Don't allow boring things to happen. These aren't the only boring things, but they are a good start.
Play lots of games. Play games which take very different approaches to roleplaying. Play Apocalypse World. Play The Mountain Witch and Burning Wheel, Traveller and Primetime Adventures, Fate and Call of Cthulhu. Keep an open mind.
Session zero is probably one of the more consistently stated pieces of advice, and it's a good one. However, it's one that applies as much to players as it does to GMs, and this is a thread for GM advice, so mine will focus solely on that particular objective.
For my two coppers, my number one piece of advice is to keep the focus on the players.
What this means is that the players have the ability to affect the world for good or ill, and you continually call on them to do so. It also means you somewhat have to frame your plot and setting around the fact that, as another poster put it: "no plan survives contact with the PCs". You have to constantly be re-evaluating the effects of their actions and what information they have at their disposal, and adjust accordingly. This is difficult to get used to because it flies in the face of conventional storytelling, but it's also what makes D&D as magical as it is, in my opinion. The idea that even in more structured adventure paths there's so much room to be surprised or alter the story, based both on player choice and how the dice fall. The downside is you have to constantly steel yourself against cop-outs like railroading and overpowered DMPCs.
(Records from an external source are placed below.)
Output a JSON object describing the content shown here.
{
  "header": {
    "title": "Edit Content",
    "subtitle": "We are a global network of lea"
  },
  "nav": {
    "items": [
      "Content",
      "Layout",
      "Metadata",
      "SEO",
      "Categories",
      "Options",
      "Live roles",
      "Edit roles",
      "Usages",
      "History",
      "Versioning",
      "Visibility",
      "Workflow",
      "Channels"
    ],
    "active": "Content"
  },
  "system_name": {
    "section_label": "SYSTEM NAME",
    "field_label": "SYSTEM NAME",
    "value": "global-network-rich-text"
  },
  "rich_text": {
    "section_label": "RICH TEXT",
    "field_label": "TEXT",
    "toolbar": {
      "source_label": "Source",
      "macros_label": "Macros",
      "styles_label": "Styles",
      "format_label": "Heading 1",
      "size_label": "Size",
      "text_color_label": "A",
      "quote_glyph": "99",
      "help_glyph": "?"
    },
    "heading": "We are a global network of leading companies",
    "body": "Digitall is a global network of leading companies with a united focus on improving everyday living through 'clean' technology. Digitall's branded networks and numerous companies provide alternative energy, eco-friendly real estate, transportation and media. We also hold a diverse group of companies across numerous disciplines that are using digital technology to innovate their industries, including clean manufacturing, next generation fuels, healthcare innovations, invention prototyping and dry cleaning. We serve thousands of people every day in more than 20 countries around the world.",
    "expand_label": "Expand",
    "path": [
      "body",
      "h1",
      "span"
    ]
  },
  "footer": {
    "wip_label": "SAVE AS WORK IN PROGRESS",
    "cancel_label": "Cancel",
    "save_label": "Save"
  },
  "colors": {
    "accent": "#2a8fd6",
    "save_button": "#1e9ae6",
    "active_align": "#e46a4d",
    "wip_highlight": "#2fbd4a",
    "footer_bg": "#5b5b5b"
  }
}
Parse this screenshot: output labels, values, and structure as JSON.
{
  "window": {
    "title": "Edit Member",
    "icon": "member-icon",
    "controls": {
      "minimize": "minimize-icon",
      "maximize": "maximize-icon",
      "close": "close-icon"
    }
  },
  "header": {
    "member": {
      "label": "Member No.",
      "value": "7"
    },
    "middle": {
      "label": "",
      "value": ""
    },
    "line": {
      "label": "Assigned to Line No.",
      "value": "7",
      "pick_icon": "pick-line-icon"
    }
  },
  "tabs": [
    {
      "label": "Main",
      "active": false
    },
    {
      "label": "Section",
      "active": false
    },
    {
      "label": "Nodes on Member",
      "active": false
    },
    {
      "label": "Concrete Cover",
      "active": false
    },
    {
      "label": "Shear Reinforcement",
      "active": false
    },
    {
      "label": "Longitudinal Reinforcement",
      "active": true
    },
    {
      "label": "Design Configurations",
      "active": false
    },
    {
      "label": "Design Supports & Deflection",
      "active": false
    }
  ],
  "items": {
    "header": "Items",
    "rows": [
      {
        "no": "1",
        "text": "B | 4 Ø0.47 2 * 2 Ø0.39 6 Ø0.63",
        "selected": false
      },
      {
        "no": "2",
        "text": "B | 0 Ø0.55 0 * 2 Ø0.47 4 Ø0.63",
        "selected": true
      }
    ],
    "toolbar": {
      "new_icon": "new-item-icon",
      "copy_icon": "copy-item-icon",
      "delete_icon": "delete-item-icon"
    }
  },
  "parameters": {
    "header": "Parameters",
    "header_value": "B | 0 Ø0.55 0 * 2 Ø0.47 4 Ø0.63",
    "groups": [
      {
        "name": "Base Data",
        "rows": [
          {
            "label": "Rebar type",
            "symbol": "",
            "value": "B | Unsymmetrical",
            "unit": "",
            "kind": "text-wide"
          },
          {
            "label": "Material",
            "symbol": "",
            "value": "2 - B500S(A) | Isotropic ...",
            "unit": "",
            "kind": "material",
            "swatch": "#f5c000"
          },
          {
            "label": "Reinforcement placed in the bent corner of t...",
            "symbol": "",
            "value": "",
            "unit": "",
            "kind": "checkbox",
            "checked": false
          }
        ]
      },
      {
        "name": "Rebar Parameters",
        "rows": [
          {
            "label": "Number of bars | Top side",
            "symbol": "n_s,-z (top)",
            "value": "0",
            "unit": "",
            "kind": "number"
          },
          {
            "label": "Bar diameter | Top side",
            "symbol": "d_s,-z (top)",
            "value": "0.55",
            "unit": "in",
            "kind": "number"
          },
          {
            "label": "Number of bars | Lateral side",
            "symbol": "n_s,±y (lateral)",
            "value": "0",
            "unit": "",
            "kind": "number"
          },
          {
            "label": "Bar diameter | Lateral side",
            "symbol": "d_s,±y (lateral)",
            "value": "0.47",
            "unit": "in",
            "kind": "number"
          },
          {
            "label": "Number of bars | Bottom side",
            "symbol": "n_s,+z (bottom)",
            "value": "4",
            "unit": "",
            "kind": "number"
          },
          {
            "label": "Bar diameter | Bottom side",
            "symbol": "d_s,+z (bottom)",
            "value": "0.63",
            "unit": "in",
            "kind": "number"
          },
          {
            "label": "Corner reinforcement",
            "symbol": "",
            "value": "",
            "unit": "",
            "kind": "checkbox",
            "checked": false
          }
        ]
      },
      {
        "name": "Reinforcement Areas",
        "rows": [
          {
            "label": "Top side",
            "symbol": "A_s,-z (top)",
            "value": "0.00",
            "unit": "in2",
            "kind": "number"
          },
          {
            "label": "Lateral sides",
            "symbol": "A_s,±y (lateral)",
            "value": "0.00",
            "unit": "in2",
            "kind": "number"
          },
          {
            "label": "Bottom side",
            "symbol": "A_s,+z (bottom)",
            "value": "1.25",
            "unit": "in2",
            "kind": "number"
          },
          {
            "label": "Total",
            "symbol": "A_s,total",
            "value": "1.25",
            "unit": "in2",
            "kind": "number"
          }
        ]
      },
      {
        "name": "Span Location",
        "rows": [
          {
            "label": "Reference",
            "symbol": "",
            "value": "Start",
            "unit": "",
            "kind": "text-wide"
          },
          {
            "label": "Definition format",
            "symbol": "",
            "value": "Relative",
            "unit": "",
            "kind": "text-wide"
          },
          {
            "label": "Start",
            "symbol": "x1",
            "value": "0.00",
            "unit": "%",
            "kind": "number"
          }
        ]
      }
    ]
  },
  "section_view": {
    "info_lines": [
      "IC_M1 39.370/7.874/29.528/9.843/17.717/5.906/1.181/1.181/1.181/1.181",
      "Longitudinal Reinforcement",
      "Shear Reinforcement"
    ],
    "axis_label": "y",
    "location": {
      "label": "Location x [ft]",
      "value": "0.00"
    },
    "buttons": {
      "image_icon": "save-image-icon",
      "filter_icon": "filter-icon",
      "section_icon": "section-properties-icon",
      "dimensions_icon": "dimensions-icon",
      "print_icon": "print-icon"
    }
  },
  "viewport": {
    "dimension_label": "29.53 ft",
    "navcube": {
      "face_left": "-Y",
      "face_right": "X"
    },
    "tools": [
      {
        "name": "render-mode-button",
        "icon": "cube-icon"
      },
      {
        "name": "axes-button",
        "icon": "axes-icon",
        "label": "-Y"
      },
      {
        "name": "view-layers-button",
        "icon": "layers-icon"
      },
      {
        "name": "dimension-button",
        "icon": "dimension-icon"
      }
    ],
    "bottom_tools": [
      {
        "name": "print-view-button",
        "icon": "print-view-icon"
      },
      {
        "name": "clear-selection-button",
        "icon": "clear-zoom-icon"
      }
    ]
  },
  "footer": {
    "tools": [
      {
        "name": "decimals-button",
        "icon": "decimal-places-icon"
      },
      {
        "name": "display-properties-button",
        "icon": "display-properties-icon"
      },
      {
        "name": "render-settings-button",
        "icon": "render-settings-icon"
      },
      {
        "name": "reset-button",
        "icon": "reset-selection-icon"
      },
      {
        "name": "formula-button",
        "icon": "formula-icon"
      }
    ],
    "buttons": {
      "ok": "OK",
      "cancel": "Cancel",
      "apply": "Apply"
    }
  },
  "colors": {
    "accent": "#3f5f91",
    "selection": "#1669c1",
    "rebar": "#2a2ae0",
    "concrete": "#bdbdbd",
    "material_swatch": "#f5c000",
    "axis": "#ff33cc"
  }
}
What I'm trying to articulate (poorly) above is that your PCs should always be first in the context of how you go about creating the story and setting, constantly asking yourself why the characters should care, what's their stake in this event going on, how can you challenge them, both individually and as a group, what their goals and aspirations are, and so on. Working from this angle will help you keep your players engaged in the story and the world, and that has been the most consistent factor in player enjoyment in my experience.
Session Zero is also something I thought about, but at the end of the day that advice is about communication. Don't just communicate with your players during session zero, be as available as possible to field questions and ideas and talk to your players about the game and their concerns.
Seeing as how that advice has been given a lot though, I don't see any reason not to give more.
Steal from Everywhere. Steal names, steal plots, steal monsters, if it is nailed down make sure to bring a hammer to get it anyways.
It won't always be obvious to your players, for example I'd imagine anyone on this site would probably know who I was refering to if I created "The Cult of Shelob".
Many fewer would have any idea what I was refering to if I told the "Arlong the Cruel has taken over a small fishing village"
Would anyone know what was going on if I set an adventure in Symir, the Drowning City or if you were fighting a user of Vemic energy (I honestly don't know if that last one is a real thing or something the author made up)
Sure, sometimes they'll call you on it, but you may be surprised how often they have no idea you are making a blatant reference to something else, like cursed red gold.